Digital Imaging for Artists By Don Finkeldei. What you need to know about digital images, file types, printing vs. viewing with a monitor, cameras and how to take a great photo of your artwork.
DIFFERENCES BETWEEN FILM AND DIGITAL IMAGES:
A 35 mm (and larger format cameras) take pictures by exposing a film through the lens. For the most part, the image has no sub boundaries where color and value change abruptly. It’s contiguous and homogeneous (excluding the graininess of the film). A print from film can be enlarged on photographic print paper many times without degrading the quality to the point where graininess of the image is seen. The quality of the enlarged print depends only on the camera format size, quality of film itself and the size of the print. For instance, a 35 mm film camera can roughly produce a book quality print of about 8" x 10".
Digital images are recorded as little square “pixels” of a single value/color. It’s not contiguous or homogeneous. Figure 1 shows how film records color/value over a short microscopic section of an image compared to a digital image of 4 pixels wide. Notice how film transitions (top part of the image are smooth and how a digital camera renders the same thing as solid color/value squares (pixels). You normally don’t see the boundaries of the little squares of the digital pixel because they are so small. However, it is important when printing for book publications.

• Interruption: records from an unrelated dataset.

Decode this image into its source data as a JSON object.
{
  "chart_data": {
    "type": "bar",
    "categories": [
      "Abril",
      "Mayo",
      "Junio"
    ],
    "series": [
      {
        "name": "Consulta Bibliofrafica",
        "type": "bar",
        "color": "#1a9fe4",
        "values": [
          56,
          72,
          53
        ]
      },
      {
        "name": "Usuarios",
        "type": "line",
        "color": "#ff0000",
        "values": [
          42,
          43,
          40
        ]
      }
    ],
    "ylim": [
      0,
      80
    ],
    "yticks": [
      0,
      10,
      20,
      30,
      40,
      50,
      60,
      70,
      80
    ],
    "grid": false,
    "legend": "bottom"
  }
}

Resolution of a digital image is related to how many of those little pixels (dots) you can cram into one square inch of an image. It should be obvious that the more you can cram into one square inch (more and smaller “dots”), the higher the quality of the image and the less your eye perceives the pixel boundaries. It smooths out the incongruities.

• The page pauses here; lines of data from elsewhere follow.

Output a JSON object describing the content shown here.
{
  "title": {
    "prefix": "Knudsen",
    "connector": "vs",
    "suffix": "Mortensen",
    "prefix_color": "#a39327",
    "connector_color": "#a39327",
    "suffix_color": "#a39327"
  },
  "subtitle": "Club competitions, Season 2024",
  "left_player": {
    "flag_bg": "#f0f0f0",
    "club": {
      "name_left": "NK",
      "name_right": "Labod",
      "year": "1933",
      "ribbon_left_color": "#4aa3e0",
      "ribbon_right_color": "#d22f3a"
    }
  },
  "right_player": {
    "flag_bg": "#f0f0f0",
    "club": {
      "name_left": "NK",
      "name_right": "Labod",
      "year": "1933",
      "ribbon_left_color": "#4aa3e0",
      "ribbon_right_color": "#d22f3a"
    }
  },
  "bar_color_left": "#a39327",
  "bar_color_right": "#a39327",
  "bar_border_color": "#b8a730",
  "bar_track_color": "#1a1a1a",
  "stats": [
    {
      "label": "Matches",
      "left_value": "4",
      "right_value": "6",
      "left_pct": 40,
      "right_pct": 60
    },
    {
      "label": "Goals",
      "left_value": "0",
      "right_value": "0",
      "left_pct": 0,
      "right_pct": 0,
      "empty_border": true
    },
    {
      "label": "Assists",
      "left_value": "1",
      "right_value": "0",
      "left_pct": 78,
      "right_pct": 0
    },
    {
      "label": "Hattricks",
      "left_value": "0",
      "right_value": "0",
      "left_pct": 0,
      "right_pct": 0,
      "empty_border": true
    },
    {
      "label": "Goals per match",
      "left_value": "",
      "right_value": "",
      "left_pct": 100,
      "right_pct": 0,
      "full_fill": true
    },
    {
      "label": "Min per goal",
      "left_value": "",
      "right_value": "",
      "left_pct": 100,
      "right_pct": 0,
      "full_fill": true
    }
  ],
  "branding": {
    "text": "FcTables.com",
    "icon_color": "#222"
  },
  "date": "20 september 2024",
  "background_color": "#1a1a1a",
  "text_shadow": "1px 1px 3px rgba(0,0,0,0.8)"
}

The megapixel size of a camera is probably only important if you wish to print high quality photos. The size of your camera determines the maximum size of a print you can produce. Normally, print shops want 300 pixels per inch minimum. Some want 600 pixels/inch.

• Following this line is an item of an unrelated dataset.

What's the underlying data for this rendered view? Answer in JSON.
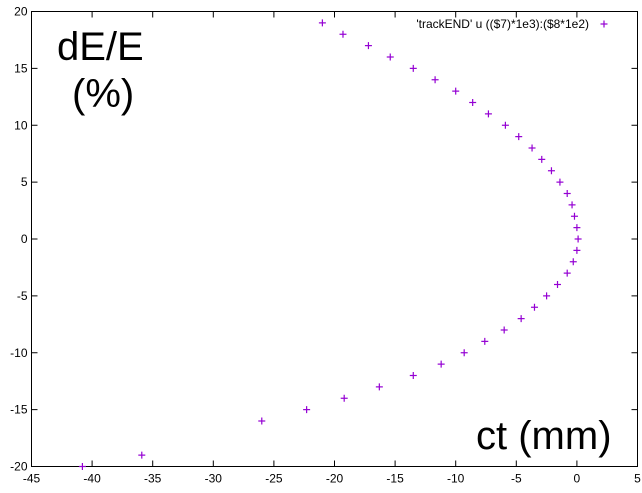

My camera is a 10 megapixel camera. It’s 3648 pixels wide, by 2736 pixels high. Multiplying width times height: 3648 x 2736 = 10,000,000,000 (10 megapixels). The maximum 300 resolution print I can make with my camera is 12.16” x 9.12”. The math: 3648 / 300 = 12.16” wide. Do the same for the height. If I wanted a 600 resolution print, then the max size my camera can yield is 6” x 4.55”. Of course, I’ll have to crop the image to take out the background. The actual size will be a lot less. Normally 30% less on average. The calculations above are as if I managed to fill my digital camera with the object I wanted to print and didn’t have to crop. That will never happen in real life!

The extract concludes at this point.